Sharjah: Huge crowds grabbed the last chance to browse endless titles and buy books at a discount as the 11-day Sharjah International Book Fair (SIBF) came to a close on Saturday.
Since the start of SIBF this year on November 1, hundreds of guest authors, intellectuals, celebs, social media influencers, artists and performers had been entertaining visitors to Expo Centre Sharjah, home of SIBF.
Speaking before closing time yesterday, Ahmad Al Ameri, chairman of the Sharjah Book Authority, said the number of visitors to SIBF 2017 had exceeded 2.2 million so far.
The SIBF, said to be the world’s third largest book fair, featured more than 1,650 publishing houses from 60 countries exhibiting 1.5 million books in the 36th edition.
Last year, SIBF hosted more than 2.31 million visitors, breaking all previous records. The value of book sales at the 2016 edition of the fair had reached Dh176 million, the highest ever in its 35-year history.
The visitor and sales figures for SIBF 2017 are expected to be announced soon.
In a surprise development, which also highlighted the significance of SIBF, His Highness Shaikh Mohammad Bin Rashid Al Maktoum, Vice-President and Prime Minister of the UAE and Ruler of Dubai, on Tuesday had chaired an extraordinary Cabinet meeting at SIBF.
“Amid 1.5 million titles on display at Sharjah International Book Fair, I have presided over the Cabinet meeting during which we approved a Federal Budget of Dh201 billion for 2018-2021,” Shaikh Mohammad had then said.
Following the meeting, Shaikh Mohammad, accompanied by Shaikh Sultan Bin Mohammad Bin Sultan Al Qasimi, Crown Prince and Deputy Ruler of Sharjah, had toured SIBF.
On Saturday, the last day of SIBF, visitors crowded the SIBF pavilions for last-minute purchases. According to the Sharjah Book Authority, which organises SIBF, exhibitors at the book fair sell books at a 25 per cent discount, compared to their usual in-store rates. Some exhibitors had displayed “25% off” signs. However, there did not appear to be any further reductions on the last day. A number of exhibitors told Gulf News there were no special deals on Saturday. Some visitors had hoped to find rock-bottom prices as exhibitors cleared stocks.
Jaya Kumar, an Indian visitor at SIBF, on Saturday said: “I overheard a conversation between a customer and an exhibitor who was giving discounts, so I hope I will also get some special deals today, the last day of the fair.”
Kumar, 41, added: “Compared to back home in India, prices here at the book fair are 80 to 100 per cent higher. But prices between the book fair and book shops in the UAE are almost the same, I would say.”
Another visitor, Shafiqullah Khan, 23, who is also from India, said: “I’m expecting better rates today [Saturday] as it is the last day of the fair. I think prices here are a bit costlier compared to back home. This is my first time at SIBF; I’ve never checked the prices here with bookstores in the UAE. I haven’t come across any special last-day deals yet at the fair, but I hope that’s possible before the day ends.”
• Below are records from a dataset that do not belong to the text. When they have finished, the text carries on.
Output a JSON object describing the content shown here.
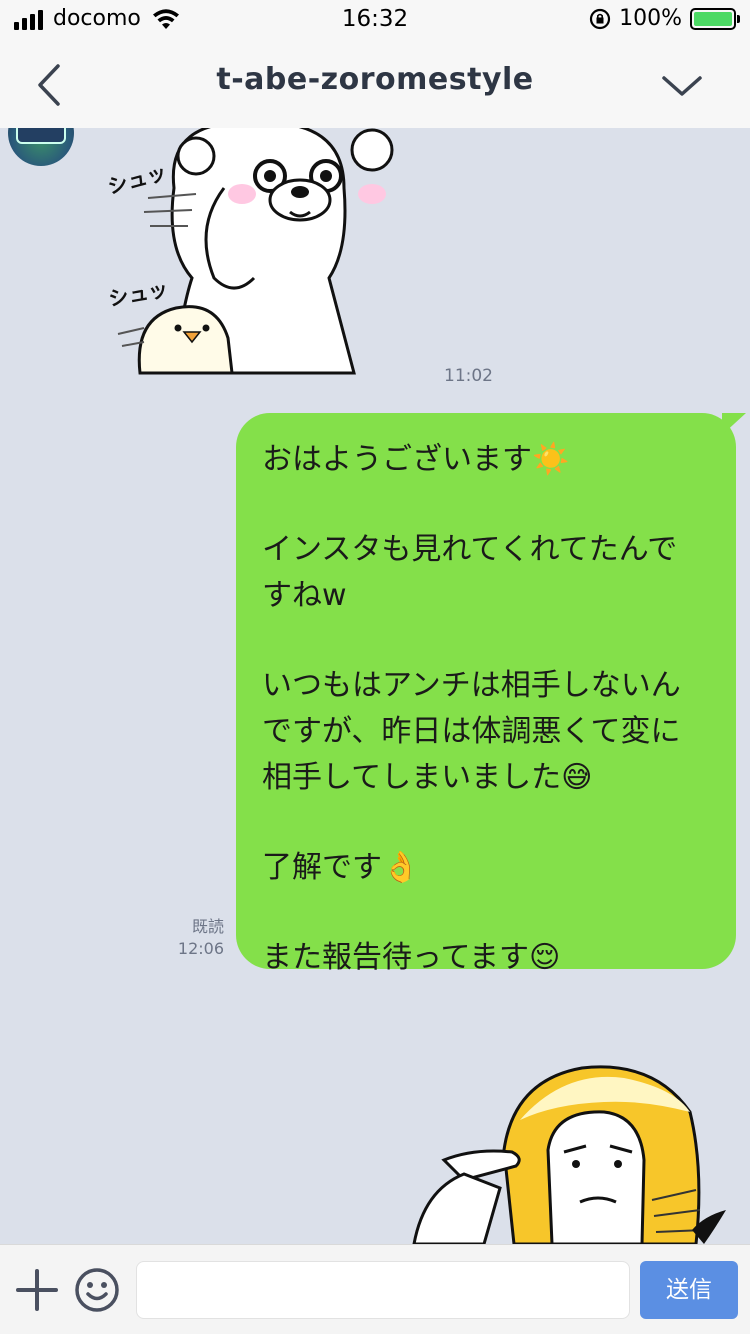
{
  "status": {
    "carrier": "docomo",
    "time": "16:32",
    "battery": "100%",
    "icons": [
      "signal-icon",
      "wifi-icon",
      "rotation-lock-icon",
      "battery-icon"
    ]
  },
  "nav": {
    "title": "t-abe-zoromestyle",
    "icons": [
      "back-chevron-icon",
      "chevron-down-icon"
    ]
  },
  "messages": {
    "incoming": {
      "sticker_text_1": "シュッ",
      "sticker_text_2": "シュッ",
      "time": "11:02"
    },
    "outgoing": {
      "lines": [
        "おはようございます☀️",
        "",
        "インスタも見れてくれてたんで",
        "すねw",
        "",
        "いつもはアンチは相手しないん",
        "ですが、昨日は体調悪くて変に",
        "相手してしまいました😅",
        "",
        "了解です👌",
        "",
        "また報告待ってます😌"
      ],
      "read_label": "既読",
      "time": "12:06"
    }
  },
  "input": {
    "send_label": "送信",
    "value": "",
    "placeholder": ""
  },
  "colors": {
    "outgoing_bubble": "#84e04a",
    "chat_background": "#dbe0ea",
    "send_button": "#5b8fe3"
  }
}
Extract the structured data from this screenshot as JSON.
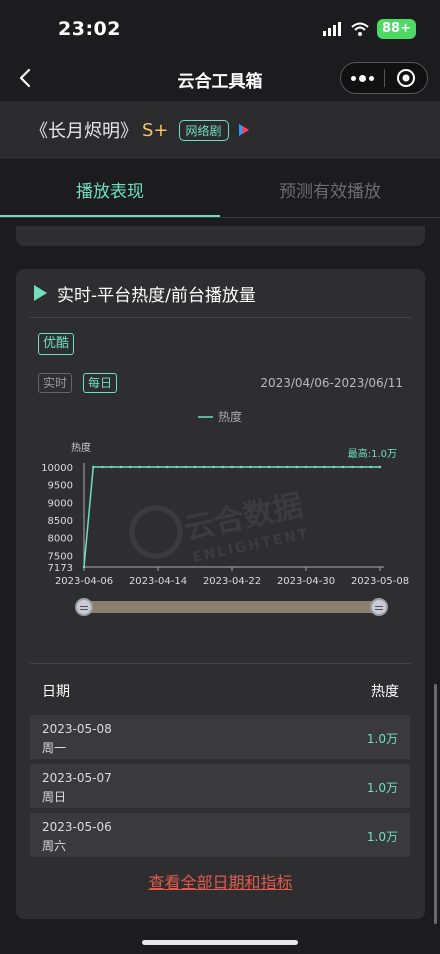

Rare books on Middle East now in Sharjah database
Sharjah: The Sharjah Public Library (SPL), a subsidiary of Sharjah Book Authority, has launched a database of rare historical works about the Middle East and Africa that were part of the National Archive of the UK.
The database has made the manuscripts, books, documents, and maps available for public viewing for the first time in the region.
Nearly 3,000 documents dating back to the 19th and 20th centuries — comprising a selection of letters, reports, diplomatic surveys, press releases, statistical analyses, pamphlets and military papers, among other types of important documents and manuscripts — were revealed by the SPL as part of its participation at the Sharjah International Book Fair.
The database has been classified into three main sections according to the geographical region and the general theme of the manuscripts and documents. The first section deals with the Middle East in the period between the mid-19th and 20th centuries. The documents in the section describe the political and historical episodes the region experienced during that period.
Major events like civil wars and revolutions in the history of the Middle East and their political influence on the world during between 1971–81 are contained within these documents.
The second section is dedicated to Africa during 1834–1966, and provides historians and researchers access to confidential correspondences of the UK during the European invasion and colonisation of Africa. The documents offer chronological accounts of the ruling regimes in the continent, their agricultural and educational systems, the status of women, the environment, and stories of Africans migrating to the US in the later years.
Sara Al Marzouqi, manager of SPL, said: “We have been keen to provide these valuable sources of knowledge and information to the teachers, scholars and academia in the UAE, to facilitate teaching and research. We are happy that we have been able to succeed in our mission to help the nation’s guardians of knowledge by providing them with some of the most valuable political, economic and cultural artefacts that have shaped the region’s history.”
The manuscripts and sources have been endorsed by leading institutions, including the British National Archives, the Canadian Archive, the British Library, the universities of Stanford and Manchester, the Cambridge University Library and the Harry Ransom Center at the University of Texas.